The Battle of Pasir Panjang was 78 years ago, when Ujang Mormin was only 21. He was an Army Private with the First Battalion of the Royal Malay Regiment, the very same that fought against the invading Japanese Imperial Army. He was led by the legendary Lieutenant Adnan Saidi, who ordered his men to hold out against the invaders and give them everything they’ve got.

For two days, they held out despite being heavily outnumbered – the Japanese Imperial Army had 13, 000 fighters and there were only 1, 400 men in the Royal Malay Regiment. They were also critically low on medical supplies, food and ammunition.

On their second day, the Malay Regiment platoon was down to the bayonets mounted on their guns and a few grenades. They had no more bullets left. The Japanese, on the other hand, had artillery, bombers and tanks. So they charged the Japanese Imperial Army.

Lieutenant Adnan was killed. Only a handful of men from the Malay Regiment survived the Battle of Pasir Panjang. The English officer who oversaw the Royal Malay Regiment told the men that it was over. He announced his intention to surrender to the Japanese and said they were, “…free to go our separate ways or follow him to surrender to the Japanese.”

Nobody wanted to surrender so the survivors made their way home as best as they could.

The first thing they did was to get rid of their uniforms, which made them targets. Ujang was sheltered by a Malay family he met at Jalan Serangoon for two months. Eventually, he made it home, to Rembau in Negeri Sembilan, Malaysia.

He was immediately swarmed by friends and relatives and the mood was overwhelmingly festive and joyous.

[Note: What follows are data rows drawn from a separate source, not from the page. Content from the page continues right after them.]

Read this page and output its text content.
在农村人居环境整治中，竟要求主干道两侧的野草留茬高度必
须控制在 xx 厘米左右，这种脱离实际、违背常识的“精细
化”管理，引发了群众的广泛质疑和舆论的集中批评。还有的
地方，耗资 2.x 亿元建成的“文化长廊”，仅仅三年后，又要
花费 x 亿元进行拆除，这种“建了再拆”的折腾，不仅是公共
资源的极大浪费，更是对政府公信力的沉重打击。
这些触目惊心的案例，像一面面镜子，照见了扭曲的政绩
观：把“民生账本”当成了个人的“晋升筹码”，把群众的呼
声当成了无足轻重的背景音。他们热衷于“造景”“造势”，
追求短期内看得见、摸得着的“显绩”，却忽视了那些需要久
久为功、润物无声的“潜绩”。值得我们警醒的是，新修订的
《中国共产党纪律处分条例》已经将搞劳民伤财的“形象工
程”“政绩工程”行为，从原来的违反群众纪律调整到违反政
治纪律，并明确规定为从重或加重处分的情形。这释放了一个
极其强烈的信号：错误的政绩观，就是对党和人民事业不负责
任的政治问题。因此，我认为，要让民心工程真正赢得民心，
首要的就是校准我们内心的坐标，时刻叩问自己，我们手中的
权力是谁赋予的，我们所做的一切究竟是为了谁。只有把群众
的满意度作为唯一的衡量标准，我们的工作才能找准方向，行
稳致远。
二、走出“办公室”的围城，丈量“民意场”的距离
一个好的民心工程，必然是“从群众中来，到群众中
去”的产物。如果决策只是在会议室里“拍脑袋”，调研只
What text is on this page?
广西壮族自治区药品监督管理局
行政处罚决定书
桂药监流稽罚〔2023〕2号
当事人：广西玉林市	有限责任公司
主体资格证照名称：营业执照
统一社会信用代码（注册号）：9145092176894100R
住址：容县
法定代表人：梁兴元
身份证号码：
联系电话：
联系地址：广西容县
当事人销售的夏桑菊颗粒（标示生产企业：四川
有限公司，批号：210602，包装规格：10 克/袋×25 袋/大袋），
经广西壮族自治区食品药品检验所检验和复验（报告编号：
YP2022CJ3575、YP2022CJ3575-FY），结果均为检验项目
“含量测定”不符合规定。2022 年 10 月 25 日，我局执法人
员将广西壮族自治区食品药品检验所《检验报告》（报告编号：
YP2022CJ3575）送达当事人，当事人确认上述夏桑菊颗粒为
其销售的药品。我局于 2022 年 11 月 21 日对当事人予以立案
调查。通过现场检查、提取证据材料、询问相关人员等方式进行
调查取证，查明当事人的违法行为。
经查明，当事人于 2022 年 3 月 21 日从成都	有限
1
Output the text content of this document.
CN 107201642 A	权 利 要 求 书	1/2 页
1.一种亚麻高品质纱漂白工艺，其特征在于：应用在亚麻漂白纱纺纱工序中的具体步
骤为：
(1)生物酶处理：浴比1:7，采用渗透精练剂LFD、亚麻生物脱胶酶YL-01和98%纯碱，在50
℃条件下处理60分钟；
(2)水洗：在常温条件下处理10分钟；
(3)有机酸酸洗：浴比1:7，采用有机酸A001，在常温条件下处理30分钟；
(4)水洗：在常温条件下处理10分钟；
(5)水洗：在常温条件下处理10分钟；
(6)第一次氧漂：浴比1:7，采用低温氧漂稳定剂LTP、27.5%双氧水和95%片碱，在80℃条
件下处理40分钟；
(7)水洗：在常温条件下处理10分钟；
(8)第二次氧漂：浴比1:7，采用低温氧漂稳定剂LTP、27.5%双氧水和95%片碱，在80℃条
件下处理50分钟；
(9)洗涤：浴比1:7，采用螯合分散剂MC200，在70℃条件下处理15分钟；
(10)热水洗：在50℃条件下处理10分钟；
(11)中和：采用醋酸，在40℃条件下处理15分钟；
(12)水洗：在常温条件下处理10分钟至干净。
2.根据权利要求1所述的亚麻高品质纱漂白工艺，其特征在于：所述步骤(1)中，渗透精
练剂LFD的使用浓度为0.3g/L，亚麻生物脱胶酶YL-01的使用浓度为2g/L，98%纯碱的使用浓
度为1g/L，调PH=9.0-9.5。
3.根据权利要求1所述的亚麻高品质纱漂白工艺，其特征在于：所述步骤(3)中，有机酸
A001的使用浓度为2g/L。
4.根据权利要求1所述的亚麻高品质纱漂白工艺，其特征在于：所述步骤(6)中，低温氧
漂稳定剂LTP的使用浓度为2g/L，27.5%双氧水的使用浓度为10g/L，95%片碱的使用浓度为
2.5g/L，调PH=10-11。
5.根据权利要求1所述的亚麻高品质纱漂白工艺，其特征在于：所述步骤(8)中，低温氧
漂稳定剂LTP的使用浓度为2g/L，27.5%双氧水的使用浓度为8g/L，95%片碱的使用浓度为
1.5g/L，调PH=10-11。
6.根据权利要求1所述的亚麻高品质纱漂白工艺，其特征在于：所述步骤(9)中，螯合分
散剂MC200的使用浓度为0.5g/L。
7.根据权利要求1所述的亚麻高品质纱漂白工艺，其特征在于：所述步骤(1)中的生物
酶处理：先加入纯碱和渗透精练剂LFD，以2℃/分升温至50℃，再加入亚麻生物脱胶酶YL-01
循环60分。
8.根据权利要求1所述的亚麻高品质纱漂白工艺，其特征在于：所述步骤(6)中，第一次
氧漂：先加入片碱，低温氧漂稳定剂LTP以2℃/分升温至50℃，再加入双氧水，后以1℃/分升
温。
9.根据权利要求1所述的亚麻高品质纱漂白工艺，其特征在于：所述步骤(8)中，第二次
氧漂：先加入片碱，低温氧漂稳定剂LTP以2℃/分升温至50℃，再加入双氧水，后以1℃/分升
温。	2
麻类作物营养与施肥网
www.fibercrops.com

Despite the sweetness of reunion, he reported back for duty with the Royal Malay Regiment at the tail end of 1945.

Today, Ujang is 99 years old and he says it’s still something he says he will always remember.

He is also one of the most decorated soldiers in the whole of Malaysia. For his actions during World War II, he was awarded the Pacific Star by the British and the Pingat Jasa Malaysia, a medal bestowed upon him by the King and Government of Malaysia.

As Ujang no longer has any living relatives, having outlived all of them, he is currently being cared for by the staff at the Tuanku Mizan Military Hospital in Kuala Lumpur. The army is still trying to locate any living relatives or descendants he might have.